O Senado Federal rejeitou, na noite da última quarta-feira, 29 de abril de 2026, a indicação de Jorge Messias, advogado-geral da União do governo Luiz Inácio Lula da Silva, para uma vaga no Supremo Tribunal Federal (STF). Com 34 votos a favor e 42 contra, a Casa Alta protagonizou um veto que não ocorria há 132 anos, desde 1894, configurando uma crise de grandes proporções para o Palácio do Planalto.
Em resposta à derrota, parlamentares bolsonaristas intensificam articulações com o presidente do Senado, Davi Alcolumbre (União-AP), para barrar eventuais outras indicações presidenciais ao posto até as eleições de outubro. Senadores consultados pelo Estadão revelaram ter solicitado a Alcolumbre que segure as nomeações pelos próximos seis meses, argumentando que qualquer novo nome precisará de um pacto com o Senado para evitar o mesmo destino de Messias.
Nesse cenário de impasse, o ex-presidente do Senado, Rodrigo Pacheco (PSB-MG), emerge como o único nome de consenso dentro da Casa para ser aprovado, já contando com o aval de Alcolumbre. Pacheco, que migrou do PSD para o PSB no mês passado para se lançar pré-candidato ao governo de Minas Gerais com apoio de Lula, é visto como uma ponte. “Acho que o Pacheco teria evitado muitas resistências que tiveram agora nessa votação. Dificilmente haverá análise de um novo nome antes da eleição, a não ser o nome do Pacheco”, afirmou o senador Efraim Filho (PL-PB).

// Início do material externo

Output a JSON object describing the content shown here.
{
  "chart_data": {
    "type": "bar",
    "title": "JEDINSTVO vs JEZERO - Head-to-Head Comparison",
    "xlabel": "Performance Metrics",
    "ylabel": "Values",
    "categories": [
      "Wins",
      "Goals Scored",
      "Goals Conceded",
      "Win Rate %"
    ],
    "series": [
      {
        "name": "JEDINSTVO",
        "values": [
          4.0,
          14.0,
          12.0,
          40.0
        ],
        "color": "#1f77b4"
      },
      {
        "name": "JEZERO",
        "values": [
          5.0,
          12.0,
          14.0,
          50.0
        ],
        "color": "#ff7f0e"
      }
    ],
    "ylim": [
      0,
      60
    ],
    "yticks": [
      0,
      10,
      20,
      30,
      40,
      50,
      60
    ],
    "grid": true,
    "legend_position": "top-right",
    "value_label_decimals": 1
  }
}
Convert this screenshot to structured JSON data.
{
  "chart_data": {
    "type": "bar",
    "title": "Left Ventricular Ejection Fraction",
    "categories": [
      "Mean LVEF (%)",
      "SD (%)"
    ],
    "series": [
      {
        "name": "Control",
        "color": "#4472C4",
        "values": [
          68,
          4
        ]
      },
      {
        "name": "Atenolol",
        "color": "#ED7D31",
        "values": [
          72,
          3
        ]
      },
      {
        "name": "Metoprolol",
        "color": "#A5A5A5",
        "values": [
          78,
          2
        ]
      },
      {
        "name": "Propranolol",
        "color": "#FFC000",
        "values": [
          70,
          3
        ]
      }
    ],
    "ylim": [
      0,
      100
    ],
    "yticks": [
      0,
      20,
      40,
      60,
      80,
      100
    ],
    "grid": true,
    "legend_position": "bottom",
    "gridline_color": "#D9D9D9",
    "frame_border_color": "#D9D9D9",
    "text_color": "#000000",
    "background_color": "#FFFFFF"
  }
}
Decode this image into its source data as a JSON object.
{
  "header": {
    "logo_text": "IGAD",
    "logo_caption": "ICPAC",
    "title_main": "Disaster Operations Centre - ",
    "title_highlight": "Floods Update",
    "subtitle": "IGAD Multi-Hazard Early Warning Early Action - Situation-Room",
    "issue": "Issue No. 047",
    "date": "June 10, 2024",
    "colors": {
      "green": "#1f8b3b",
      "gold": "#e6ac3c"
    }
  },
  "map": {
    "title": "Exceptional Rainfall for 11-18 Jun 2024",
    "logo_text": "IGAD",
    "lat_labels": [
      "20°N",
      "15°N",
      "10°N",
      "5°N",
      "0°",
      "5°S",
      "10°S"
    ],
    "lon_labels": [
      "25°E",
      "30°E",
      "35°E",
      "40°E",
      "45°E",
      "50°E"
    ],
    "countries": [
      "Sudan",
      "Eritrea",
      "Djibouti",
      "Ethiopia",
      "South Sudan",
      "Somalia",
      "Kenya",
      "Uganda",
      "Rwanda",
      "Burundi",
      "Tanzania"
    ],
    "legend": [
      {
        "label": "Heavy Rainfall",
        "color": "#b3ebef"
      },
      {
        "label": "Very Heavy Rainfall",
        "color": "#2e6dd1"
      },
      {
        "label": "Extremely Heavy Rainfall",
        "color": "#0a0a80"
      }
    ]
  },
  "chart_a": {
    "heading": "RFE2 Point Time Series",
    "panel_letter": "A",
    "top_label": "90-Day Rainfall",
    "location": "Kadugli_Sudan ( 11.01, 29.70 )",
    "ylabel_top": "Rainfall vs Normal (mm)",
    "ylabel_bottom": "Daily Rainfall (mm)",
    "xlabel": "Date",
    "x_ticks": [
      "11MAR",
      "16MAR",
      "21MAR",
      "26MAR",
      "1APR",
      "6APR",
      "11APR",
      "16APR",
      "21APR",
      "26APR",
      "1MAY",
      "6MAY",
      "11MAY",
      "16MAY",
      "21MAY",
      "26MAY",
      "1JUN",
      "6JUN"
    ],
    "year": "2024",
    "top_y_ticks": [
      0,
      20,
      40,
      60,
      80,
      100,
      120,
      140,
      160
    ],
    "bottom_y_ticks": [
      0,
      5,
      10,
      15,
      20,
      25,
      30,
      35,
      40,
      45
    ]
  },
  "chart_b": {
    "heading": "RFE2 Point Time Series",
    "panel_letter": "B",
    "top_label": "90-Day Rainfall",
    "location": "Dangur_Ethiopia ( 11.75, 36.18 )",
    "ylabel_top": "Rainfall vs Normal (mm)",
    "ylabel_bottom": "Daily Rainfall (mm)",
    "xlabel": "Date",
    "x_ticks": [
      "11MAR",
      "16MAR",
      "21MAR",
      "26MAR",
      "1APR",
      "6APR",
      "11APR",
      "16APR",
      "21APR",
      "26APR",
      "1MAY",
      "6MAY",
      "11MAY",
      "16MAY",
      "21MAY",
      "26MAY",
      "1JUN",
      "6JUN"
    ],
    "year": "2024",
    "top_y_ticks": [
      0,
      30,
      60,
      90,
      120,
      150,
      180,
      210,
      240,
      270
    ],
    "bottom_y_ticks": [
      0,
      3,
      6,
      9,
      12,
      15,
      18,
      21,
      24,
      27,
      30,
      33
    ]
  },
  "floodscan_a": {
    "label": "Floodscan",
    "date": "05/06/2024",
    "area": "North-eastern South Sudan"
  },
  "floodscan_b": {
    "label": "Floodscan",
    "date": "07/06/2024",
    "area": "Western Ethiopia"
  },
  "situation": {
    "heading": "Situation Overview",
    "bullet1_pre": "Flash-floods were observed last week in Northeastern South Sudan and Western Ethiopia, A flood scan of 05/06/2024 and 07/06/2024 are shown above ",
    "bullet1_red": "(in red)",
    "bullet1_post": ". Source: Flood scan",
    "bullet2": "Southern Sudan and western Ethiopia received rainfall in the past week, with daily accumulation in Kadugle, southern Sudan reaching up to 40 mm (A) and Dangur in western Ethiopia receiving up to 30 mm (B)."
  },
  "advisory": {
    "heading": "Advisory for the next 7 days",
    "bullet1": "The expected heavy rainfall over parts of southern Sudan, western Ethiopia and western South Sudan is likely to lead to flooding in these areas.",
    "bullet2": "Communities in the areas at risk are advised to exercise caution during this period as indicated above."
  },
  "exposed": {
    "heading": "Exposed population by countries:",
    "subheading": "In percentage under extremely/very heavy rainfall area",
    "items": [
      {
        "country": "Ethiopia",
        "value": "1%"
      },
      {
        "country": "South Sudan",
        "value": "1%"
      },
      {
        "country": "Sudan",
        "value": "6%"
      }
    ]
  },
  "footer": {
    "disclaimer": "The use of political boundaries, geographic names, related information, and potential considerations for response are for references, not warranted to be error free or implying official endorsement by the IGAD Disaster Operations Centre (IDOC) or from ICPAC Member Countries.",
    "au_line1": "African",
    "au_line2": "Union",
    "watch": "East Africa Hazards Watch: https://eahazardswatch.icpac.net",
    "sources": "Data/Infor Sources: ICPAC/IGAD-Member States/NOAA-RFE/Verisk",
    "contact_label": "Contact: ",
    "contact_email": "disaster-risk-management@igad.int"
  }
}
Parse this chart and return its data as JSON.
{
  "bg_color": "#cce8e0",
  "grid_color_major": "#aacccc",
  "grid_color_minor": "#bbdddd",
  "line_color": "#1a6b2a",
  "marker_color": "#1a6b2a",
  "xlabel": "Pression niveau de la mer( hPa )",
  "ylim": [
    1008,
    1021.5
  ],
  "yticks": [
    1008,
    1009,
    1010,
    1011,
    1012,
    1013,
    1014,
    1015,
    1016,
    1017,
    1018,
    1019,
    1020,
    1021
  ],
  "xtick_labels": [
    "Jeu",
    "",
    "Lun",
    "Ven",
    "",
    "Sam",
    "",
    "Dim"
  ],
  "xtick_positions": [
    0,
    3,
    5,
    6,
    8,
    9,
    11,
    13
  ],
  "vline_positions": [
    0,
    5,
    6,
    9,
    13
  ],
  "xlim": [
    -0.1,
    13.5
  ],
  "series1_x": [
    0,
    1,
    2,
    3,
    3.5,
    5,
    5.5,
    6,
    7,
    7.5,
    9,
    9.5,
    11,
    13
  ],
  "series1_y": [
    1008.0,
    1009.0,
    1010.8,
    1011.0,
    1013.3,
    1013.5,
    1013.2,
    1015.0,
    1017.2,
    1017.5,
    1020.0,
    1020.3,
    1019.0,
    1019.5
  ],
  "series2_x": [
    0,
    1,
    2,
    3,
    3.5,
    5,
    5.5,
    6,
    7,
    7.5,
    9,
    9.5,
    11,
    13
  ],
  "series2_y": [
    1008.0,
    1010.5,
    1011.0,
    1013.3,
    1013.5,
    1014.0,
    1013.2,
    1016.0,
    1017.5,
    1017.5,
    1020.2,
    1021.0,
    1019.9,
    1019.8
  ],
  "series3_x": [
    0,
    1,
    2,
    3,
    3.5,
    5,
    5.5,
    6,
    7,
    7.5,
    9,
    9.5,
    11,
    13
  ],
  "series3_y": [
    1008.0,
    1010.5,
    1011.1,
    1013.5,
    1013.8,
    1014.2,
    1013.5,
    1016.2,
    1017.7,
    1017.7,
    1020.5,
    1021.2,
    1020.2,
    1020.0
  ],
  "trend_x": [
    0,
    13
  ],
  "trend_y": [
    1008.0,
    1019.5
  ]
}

O desejo da oposição já havia sido manifestado durante a sabatina de Messias na Comissão de Constituição e Justiça (CCJ), com senadores defendendo que a votação fosse adiada para depois da definição do futuro presidente do país em 2027. Os senadores Márcio Bittar (PL-AC) e Marcos Rogério (PL-RO) foram alguns dos que expressaram essa visão. “Esse não seria o momento adequado para fazer essa sabatina e essa votação. Daqui a pouco vêm as eleições gerais, e o brasileiro irá às urnas para definir o rumo político do País. Então o melhor seria não votar a indicação até que o povo decida o rumo que ele quer para o Brasil”, declarou Rogério na ocasião, ecoando uma tática semelhante à utilizada pelos republicanos americanos em 2016, que bloquearam a indicação de Merrick Garland por Barack Obama, permitindo que Donald Trump preenchesse a vaga.